Lindo Creek trek convinces relatives that ‘Fineman Gang’ did not murder miners
By Devina Samaroo
“I am just hoping it never happened,” Onika Butts said, as she held back tears.
Butts was a part of the team led by the Commission of Inquiry (COI) that embarked on a journey on Friday (May 11, 2018) to the Lindo Creek mining camp where her husband and father of her two children, Dax Arokium was murdered in June 2008.
She endured a two-hour long bumpy ride through the Unamco Trail and then trekked for another two hours and thirty minutes through a treacherous terrain, crossing five creeks while shielding from mischievous monkeys that kept pelting rubbles from above.
When she finally reached the destination, Onika collapsed and broke down in tears as memories of her husband flooded her mind.
Other family and friends of the eight miners also endured the grueling voyage and they all concluded after the journey – that it would have been highly impossible for the Rondell ‘Fineman’ Rawlins gang to have ran from Christmas Falls to Lindo Creek, murder the men and then burn their bodies with the Joint Services hot on their trail.
The bereaved families used the opportunity to pay homage to the miners by laying flowers at the exact location where the charred bones were discovered by owner of the camp, Leonard Arokium on June 21, 2008.
Bits of the blue tarpaulin which the bodies were burnt on remained at the scene along with an enamel cup, a rocket battery, engines and a lavador – an equipment used in the diamond mining process.
Onika told reporters that after travelling through the trail, she is convinced that the criminal gang could not have been responsible for her husband’s death.
“The journey that I took was challenging and from what they’re saying that it’s Fineman, it’s highly impossible for a man on the run to commit such a crime knowing that people are after him,” she reasoned.
Onika said she still cannot believe her husband is gone; she questions everyday why he was taken away from her.
“I just can’t understand. I still can’t believe it happened. I was just hoping it never happened,” Onika said.
Kevin Campbell, a close friend of the Arokiums, is very familiar with the trail as he lives and works in those areas. Campbell was the one who guided the COI team through the jungle and he too was positive that criminals on the run could not have committed the murders.
“It’s highly impossible. They can’t meet here. You yourself see how long we take it here, they can’t meet here. It’s not they do it. I know it from my heart is not they do it. I ain’t buying duh and no lil child gonna buy duh,” Campbell stated.
The police had received a statement from an alleged gang member whom they had picked up on the Ituni/Kwakwani Trail after the massacre. Police claim Dwayne Williams, who was 15-years-old at the time, said the Fineman Gang stumbled upon the Lindo Creek miners after running away from Christmas Falls after one of the gang members were shot dead by police. Williams, in his statement, said the miners were held hostage but they were subsequently killed, and their bodies burnt by a gang member named ‘Magic’ (Cecil Ramcharran).

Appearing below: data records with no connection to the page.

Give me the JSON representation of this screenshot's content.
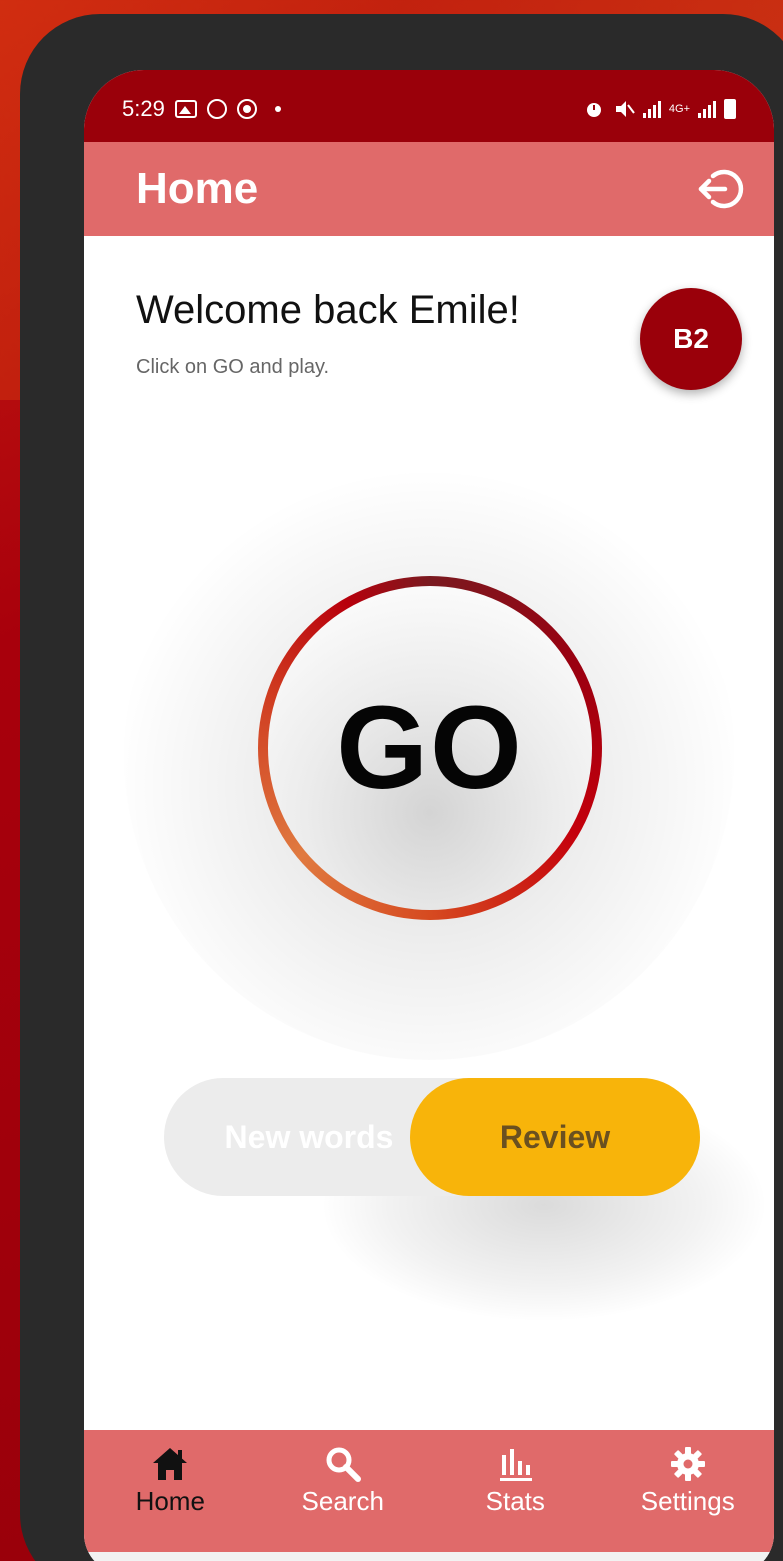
{
  "status_bar": {
    "time": "5:29",
    "network": "4G+"
  },
  "app_bar": {
    "title": "Home",
    "logout_icon": "logout-icon"
  },
  "welcome": {
    "heading": "Welcome back Emile!",
    "subtitle": "Click on GO and play."
  },
  "level_badge": "B2",
  "go_button": {
    "label": "GO"
  },
  "mode_toggle": {
    "options": [
      "New words",
      "Review"
    ],
    "selected": "Review"
  },
  "bottom_nav": {
    "items": [
      {
        "label": "Home",
        "icon": "home-icon"
      },
      {
        "label": "Search",
        "icon": "search-icon"
      },
      {
        "label": "Stats",
        "icon": "stats-icon"
      },
      {
        "label": "Settings",
        "icon": "gear-icon"
      }
    ],
    "active": "Home"
  },
  "colors": {
    "status_bar": "#9a000a",
    "app_bar": "#e06a6a",
    "badge": "#9a000a",
    "review_active": "#f8b40a"
  }
}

Meanwhile, Edmond Torres, the father of 17-year-old Nigel who was also massacred, also feels the same way.
“I am very sad. I nearly burst into tears just now when I see that girl [Onika Butts] cry. I glad to reach here to see where my son died and burn, and I bring my children to see where their brother died… It’s not the Fineman Gang, it’s not them,” Torres told reporters.
WHATEVER IT TAKES
The COI was established by President David Granger to investigate and make findings of fact on all matters in relation to the killings of Cecil Arokium, Dax Arokium, Horace Drakes, Bonny Harry, Lancelot Lee, Compton Speirs, Nigel Torres and Clifton Berry Wong.
Relatives have long accused the Joint Services of mistaking the miners for criminals and killing them; the four-year-long police investigation into the murders did not produce any criminal charges against anyone.

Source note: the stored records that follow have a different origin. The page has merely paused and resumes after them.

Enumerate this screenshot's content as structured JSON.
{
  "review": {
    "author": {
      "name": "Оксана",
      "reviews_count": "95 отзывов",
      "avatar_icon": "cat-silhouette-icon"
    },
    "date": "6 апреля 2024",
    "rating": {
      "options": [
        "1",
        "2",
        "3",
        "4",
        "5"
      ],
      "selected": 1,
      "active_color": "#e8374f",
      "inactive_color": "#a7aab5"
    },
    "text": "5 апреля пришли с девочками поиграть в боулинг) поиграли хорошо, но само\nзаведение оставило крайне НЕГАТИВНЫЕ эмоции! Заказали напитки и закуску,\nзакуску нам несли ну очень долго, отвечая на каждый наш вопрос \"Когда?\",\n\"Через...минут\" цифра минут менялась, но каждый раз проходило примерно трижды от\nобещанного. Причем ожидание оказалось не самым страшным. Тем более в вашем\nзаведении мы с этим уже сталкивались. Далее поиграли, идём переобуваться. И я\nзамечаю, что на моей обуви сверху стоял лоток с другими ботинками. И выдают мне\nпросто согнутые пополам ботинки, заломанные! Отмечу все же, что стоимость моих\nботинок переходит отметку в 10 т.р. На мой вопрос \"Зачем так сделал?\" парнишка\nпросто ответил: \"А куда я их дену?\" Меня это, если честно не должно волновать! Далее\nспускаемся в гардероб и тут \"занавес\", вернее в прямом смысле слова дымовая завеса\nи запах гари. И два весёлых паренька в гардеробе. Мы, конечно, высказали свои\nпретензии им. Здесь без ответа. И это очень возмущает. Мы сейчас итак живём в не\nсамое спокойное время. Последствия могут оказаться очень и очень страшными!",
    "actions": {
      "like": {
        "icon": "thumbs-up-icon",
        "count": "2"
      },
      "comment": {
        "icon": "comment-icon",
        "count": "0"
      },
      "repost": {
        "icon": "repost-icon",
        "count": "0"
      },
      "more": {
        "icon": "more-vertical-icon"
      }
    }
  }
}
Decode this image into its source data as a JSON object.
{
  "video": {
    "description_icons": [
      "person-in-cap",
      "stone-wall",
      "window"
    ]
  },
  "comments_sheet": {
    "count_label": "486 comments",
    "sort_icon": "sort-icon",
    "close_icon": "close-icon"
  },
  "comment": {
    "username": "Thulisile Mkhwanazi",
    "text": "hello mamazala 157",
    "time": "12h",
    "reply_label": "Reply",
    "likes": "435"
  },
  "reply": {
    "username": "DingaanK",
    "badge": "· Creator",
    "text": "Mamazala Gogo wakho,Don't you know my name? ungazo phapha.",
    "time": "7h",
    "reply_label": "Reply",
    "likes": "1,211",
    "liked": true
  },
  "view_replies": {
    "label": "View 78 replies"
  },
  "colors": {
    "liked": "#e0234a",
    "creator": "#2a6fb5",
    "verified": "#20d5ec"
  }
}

Commissioner Donald Trotman said it was absolutely necessary for the team to travel to the crime scene in order to have a firsthand experience of what the journey would be like through the trails – in order to get a better understanding of the stories being told by members of the Joint Services who have so far testified.
Justice Trotman said he will do all it takes to uncover the truth about the death of those eight innocent men.
“We cannot dwell upon the atrocities and sorrows, we have to dwell on the hopes and the future so that our being here today would very well mean that no similar atrocities in the future will be committed by anyone else in our nation and we hope also that our members here will encourage the appropriate authorities of our State and government to accord the responsibilities which they have to protect their citizens in times of peace and in times of peril,” he said.
The Commission will be hosting two final public hearings on May 14 and 15 and put together a report of its findings and recommendations which it hopes to submit to the Head-of-State by June month-end.